Stablecoins and the GENIUS Act

the part of crypto that works

3 min readCrypto Explained

Key facts

$320bnstablecoins, and rising
Market cap
1:1reserve rule
Backing
3 bodiesOCC, FinCEN, Treasury
Oversight
Jul 2026as of
Reviewed

The part of crypto that works. Stablecoin market capitalisation extended its run past $320bn.

The one corner that works

The GENIUS Act is the United States’ attempt to put a proper legal frame around the one corner of crypto that has quietly kept working. Stablecoins, tokens designed to hold a fixed value against a currency such as the US dollar, have extended their run to a market capitalisation past $320bn. What sets this segment apart is that its usage grew through the drawdown that hit the rest of the market, because the demand behind it is payments rather than speculation. People and businesses use stablecoins to move money, and that need does not fade when prices fall. Where much of the market spent the past year in retreat, the stablecoin segment expanded, which is the fact the framework is built around.

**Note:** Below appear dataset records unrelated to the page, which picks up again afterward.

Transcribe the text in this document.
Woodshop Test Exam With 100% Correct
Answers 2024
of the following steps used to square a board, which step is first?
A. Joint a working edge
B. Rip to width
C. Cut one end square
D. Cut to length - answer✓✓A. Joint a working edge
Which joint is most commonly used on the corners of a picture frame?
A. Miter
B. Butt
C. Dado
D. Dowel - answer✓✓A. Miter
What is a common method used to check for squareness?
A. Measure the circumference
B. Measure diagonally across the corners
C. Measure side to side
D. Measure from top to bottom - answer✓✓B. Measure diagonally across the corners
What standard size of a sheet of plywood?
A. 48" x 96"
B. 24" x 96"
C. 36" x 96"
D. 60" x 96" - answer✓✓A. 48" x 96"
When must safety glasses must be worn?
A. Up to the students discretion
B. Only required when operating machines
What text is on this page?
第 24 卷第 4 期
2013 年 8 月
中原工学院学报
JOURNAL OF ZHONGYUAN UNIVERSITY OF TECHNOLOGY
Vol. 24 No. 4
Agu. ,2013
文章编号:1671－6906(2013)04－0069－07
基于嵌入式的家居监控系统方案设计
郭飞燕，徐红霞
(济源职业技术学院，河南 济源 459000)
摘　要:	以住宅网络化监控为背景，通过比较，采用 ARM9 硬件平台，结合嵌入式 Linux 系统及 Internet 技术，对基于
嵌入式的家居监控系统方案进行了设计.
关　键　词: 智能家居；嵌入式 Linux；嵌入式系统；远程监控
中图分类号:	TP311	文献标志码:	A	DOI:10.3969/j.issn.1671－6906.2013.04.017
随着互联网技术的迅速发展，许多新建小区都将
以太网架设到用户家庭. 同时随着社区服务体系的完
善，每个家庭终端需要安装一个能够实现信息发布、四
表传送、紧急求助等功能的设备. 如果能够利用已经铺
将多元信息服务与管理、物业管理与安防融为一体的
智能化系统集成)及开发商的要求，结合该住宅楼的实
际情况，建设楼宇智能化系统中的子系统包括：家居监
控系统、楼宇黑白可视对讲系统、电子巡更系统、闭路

What the GENIUS Act requires

The GENIUS Act establishes a federal framework for these tokens, and its requirements read like conventional financial regulation rather than anything exotic. Issuers must hold reserves backing their tokens one for one, so every unit in circulation is matched by real assets. They must be transparent about those reserves and honour redemption rights, meaning a holder can reliably exchange a token for the dollar it represents. They must meet anti-money-laundering and counter-terrorist-financing obligations, and submit to audit and reporting. Oversight is shared across the Office of the Comptroller of the Currency, the Financial Crimes Enforcement Network and the Treasury. Taken together, it aims to make a stablecoin something a cautious institution can use without taking a regulatory gamble.

Why the rules come now

The reason the GENIUS Act is being written now is that stablecoins have proved their usefulness under stress. When the speculative parts of the market contracted, stablecoin supply held and grew, because the tokens function as dollars that move on blockchain rails: fast, around the clock, across borders. That utility is independent of whether bitcoin or ether is rising or falling, and it is why regulators have treated stablecoin rules as the most pressing part of the digital-asset agenda. The contrast with the rest of the market is what gives the legislation its urgency: rules tend to follow the products people actually use, and stablecoins have become the settlement layer for a growing share of on-chain payments. For a technology often associated with volatility, a dollar token that simply stays worth a dollar has turned out to be its most durable product.

The yield question

The unresolved question is yield, and it is the reason stablecoin policy has become entangled with the rest of crypto legislation. The dispute is whether issuers may pay interest to the people who hold their tokens. Banks, including Bank of America and Barclays, have lobbied hard against interest-bearing stablecoins, arguing that a token which pays a yield would pull deposits out of the banking system. Deposits fund bank lending, so the banks’ concern is ultimately about where money in the economy sits. That same disagreement over stablecoin yield is what stalled the CLARITY Act in the Senate, tying a broad market-structure bill to a fight over a single feature. Our explainer on the CLARITY Act follows that thread.

What to watch

Stablecoins occupy an unusual position in the wider field: the part of crypto with the clearest real-world use and, in the GENIUS Act, some of its most developed regulation. The framework’s one-for-one backing, redemption rights and shared federal oversight give the segment a credibility the rest of the market is still reaching for. What to watch is the yield question, because how it is resolved will shape not only stablecoins but the market-structure legislation stuck behind it. As of July 2026 the GENIUS Act has set the rules for the product while leaving its most contested feature open. Whether interest-bearing tokens are ultimately permitted will decide how far the segment can grow inside the regulated system, and how much of the wider crypto rulebook can move with it.